Mixed response in Ayodhya to apex court's stay on verdict
The Supreme Court's decision to stay, till Sep 28, the pronouncement of the verdict in the Ram Janmabhoomi-Babri Masjid title case by the Lucknow bench of the Allahabad High Court, has evoked a mixed response in this Hindu holy city.india Updated: Sep 23, 2010 21:49 IST
The Supreme Court's decision to stay, till Sep 28, the pronouncement of the verdict in the Ram Janmabhoomi-Babri Masjid title case by the Lucknow bench of the Allahabad High Court, has evoked a mixed response in this Hindu holy city.
While some believe it will give another chance to the parties to think of sorting out the long pending dispute amicably, others are of the opinion that the apex court's order will only prolong the 60-year-old case.
"I personally believe that the parties involved in the case have once again got a chance to think of sorting out the issue through discussions and talks," Manohar Rai, 45, who owns a readymade garments showroom in the Rakabganj area here, told IANS.
Echoing similar sentiments, Vishwas Gupta (40), who sells music cassettes and CDs at his shop in the Hanuman Garhi area said: "I agree with my other friends who say that it's unlikely that the matter could be sorted out amicably. But anything unlikely cannot always be impossible. If the apex court has deferred the judgment, it would have taken that decision considering some points."
However, Deepak Kumar, a teacher at the junior high school, differed with these opinions. "We must not forget that the main parties involved in the dispute had earlier turned down the proposal for out-of-court settlement in connection with the Ayodhya judgment. I don't believe that the parties will have a change of heart in the next five-six days."
There were some who were not pleased with the deferment.

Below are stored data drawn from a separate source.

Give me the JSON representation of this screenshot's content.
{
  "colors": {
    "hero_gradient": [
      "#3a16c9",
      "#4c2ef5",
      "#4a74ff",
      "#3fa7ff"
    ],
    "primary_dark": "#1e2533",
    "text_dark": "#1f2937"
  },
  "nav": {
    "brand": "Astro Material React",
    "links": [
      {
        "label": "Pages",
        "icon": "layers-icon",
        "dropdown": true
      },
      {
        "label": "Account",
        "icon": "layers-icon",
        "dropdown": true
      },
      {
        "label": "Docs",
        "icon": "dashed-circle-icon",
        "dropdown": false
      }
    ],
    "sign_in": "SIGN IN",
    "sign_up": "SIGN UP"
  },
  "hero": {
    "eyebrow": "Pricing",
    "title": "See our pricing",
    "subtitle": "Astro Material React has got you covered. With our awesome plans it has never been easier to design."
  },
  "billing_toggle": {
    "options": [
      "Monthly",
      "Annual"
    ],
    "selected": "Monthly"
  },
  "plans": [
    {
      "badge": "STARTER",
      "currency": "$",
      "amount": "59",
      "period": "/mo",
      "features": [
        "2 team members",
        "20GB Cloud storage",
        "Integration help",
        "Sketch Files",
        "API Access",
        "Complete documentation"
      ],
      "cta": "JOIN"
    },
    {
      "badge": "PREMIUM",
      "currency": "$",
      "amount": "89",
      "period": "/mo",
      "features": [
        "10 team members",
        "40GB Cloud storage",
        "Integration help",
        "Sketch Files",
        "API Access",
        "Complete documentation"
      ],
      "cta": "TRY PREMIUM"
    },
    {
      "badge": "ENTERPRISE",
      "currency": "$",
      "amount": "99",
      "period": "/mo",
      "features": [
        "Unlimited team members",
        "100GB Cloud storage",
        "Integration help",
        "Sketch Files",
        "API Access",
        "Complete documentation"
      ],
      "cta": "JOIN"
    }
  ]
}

Rahul Singh, a BA student of the Saket Degree College, said: "Students here want the case should not be prolonged and the final verdict must come as early as possible as the security arrangements are adversely affecting the educational atmosphere in our city."
"Several schools and colleges have been transformed into jails... Various schools have become virtual home of security personnel... All this is affecting the studies," he added.